While radio is often used to distribute music, a common aspect of broadcasting is also the distribution of spoken content. Since Gencaster aims to be a two-way broadcasting platform, there are several ways to speak in a stream.

Audio files#

One way to speak on the stream is to record yourself or others with a microphone and save the content to an audio file. Gencaster allows you to play audio files in different formats, but common formats like mp3, wav, opus, AAC or FLAC are supported and recommended.

Gencaster supports two types of playback styles

Script cell types#

Playback type

Comment

Sync playback

The audio file is played in its entirety, and the progress of the graph execution is halted until the file is played in its entirety. This is useful for spoken or other sonic content that requires focus from the listener, as it provides a more exclusive space on the stream. Using an additional SuperCollider script cell or async audio playback it is possible to provide some background for this playback.

Async playback

Once the playback of the file has been started, the execution of the graph will continue. This is useful for sonic content which is intended for a background.

Todo

Currently there is no way to terminate the audio after playback, so once it is running it will be played back until the end. At some point the async playback could be attached to a Node scope.

Action

  • Open the node editor of the Stop music node

  • Attach an audio file to it - you can upload one or choose on of the existing files on the server. If you upload one, please provide meaningful name for it as you will need to identify the file through its name after the upload.
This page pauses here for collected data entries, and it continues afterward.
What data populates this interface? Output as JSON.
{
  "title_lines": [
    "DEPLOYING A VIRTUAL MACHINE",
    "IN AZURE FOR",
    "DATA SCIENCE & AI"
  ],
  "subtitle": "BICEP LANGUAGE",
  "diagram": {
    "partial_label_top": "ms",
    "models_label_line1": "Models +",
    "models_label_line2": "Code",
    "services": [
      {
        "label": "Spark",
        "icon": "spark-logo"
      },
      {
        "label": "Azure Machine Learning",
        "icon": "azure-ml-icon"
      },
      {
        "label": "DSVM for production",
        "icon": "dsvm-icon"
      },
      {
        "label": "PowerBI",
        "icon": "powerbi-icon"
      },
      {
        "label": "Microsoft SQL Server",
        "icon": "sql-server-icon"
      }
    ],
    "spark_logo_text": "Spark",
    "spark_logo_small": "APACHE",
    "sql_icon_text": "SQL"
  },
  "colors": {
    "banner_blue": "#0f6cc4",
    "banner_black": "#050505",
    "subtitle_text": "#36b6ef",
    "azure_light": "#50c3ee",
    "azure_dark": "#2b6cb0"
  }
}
  • Compare both kinds of playback styles.

Speaking text#

Another way to add a voice to the story graph is to use the text-to-speech engine. Using an external service that Gencaster can communicate with natively, it is possible to convert a written text into an audible spoken text through a variety of voices and variations. This allows for more dynamic or generative approaches to text, as the content of the written text can be generated dynamically, as shown in the following chapters. Also, the conversion of text to speech is very fast, so it is possible to create fast interactions with the listener through text as well.

Any spoken content will block the execution of the graph until the audio file containing the spoken text has been fully played, mimicking the synchronized playback style of an audio file.

Action

  • Open an arbitrary node of the graph and add a Markdwon script cell in it

  • Write some text into it and save the node

  • Listen to it

By building upon Markdown it is possible to not just declare what needs to be spoken, but also how it needs to be spoken and by whom.
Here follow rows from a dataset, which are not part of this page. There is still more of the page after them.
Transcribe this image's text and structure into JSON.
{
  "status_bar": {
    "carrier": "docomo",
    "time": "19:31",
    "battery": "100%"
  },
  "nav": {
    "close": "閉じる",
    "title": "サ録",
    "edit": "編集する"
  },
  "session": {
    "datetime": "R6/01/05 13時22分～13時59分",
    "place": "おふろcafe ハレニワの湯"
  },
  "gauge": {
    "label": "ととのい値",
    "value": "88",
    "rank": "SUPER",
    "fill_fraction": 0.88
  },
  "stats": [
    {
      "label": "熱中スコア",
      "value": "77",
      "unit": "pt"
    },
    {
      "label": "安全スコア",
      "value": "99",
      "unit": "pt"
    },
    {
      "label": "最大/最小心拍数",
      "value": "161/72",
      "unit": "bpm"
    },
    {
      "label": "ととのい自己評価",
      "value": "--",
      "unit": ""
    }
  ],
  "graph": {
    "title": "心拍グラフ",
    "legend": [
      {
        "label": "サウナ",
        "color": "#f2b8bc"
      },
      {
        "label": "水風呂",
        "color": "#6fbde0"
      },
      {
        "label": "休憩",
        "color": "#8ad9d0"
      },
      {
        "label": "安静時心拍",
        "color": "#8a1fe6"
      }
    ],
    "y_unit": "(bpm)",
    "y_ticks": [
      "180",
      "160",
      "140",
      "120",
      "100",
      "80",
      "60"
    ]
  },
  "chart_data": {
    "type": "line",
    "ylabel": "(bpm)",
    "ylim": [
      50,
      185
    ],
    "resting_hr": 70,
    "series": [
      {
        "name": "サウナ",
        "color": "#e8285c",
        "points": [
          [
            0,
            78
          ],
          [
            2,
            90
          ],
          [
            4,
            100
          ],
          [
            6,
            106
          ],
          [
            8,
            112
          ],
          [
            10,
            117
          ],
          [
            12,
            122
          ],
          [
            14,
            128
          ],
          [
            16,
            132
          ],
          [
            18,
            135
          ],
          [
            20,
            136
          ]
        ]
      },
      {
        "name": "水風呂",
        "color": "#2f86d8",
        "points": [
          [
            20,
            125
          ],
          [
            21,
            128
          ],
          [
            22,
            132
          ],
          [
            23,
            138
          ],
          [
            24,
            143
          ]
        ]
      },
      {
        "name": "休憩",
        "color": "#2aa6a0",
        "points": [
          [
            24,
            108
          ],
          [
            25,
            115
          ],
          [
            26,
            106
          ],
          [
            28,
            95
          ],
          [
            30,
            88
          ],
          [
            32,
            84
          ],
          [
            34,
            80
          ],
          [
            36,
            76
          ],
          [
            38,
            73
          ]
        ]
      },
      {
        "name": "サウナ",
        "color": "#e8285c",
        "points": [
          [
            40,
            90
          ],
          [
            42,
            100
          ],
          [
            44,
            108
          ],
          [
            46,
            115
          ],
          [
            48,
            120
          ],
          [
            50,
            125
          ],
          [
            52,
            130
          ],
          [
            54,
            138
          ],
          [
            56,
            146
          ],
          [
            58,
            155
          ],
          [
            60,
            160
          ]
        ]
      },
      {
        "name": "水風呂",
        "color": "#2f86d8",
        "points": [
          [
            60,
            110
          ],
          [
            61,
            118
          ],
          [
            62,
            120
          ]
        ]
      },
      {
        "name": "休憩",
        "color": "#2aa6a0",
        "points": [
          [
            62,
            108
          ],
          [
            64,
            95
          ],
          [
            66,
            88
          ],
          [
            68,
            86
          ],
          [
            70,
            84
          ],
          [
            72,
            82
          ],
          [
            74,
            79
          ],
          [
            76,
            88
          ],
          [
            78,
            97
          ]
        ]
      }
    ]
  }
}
The default voice of Gencaster is DE_NEURAL2_C__FEMALE - to change the speaker of a section we can wrap the text we want to be spoken by a male person with a special kind of syntax:

{male}`Wir` müssen auch etwas gemeinsam {male}`sprechen`

It is also possible to change the pronunciation of a word

Aber bitte, {chars}`bitte`, etwas gelassener.
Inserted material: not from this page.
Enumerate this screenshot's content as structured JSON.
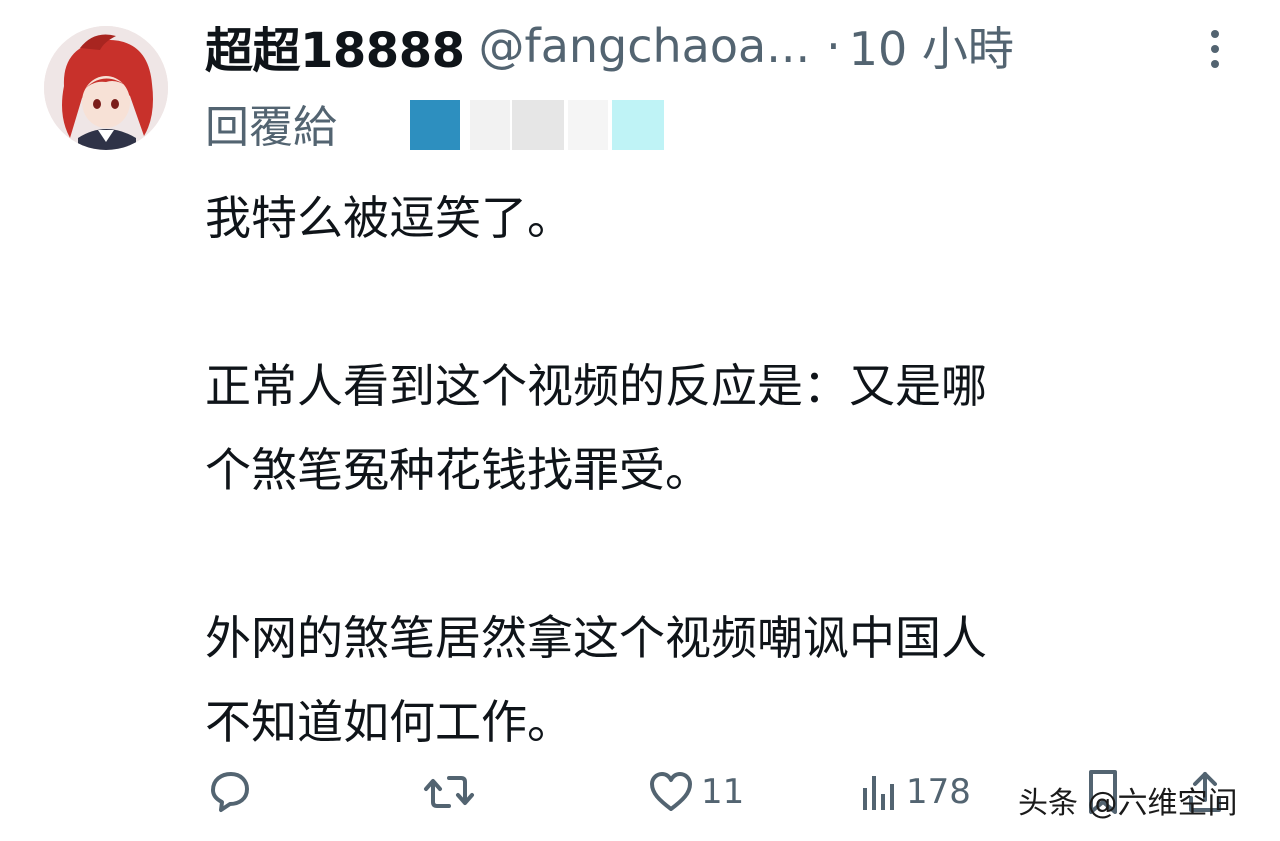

For a list of all available control statements for text to speech take a look at Markdown script cell documentation of the editor and at SSML.

Action

  • Modify how your written text is spoken.

  • Check the editor documentation and use break

Note

Note that an external service will be used to convert the written text to sound, so the text will have to be transferred to the service provider, who will also charge a fee. Creating hours of spoken text is not a problem, as the services are not too expensive, but the mechanisms described can also be used to dynamically generate hundreds of hours of spoken text.

Since the same Markdown text will always result in the same audio file, we can cache the results by storing each result on the server’s disk. This makes running the graph much faster and cheaper. Nevertheless, choose the allocation of your and our resources wisely.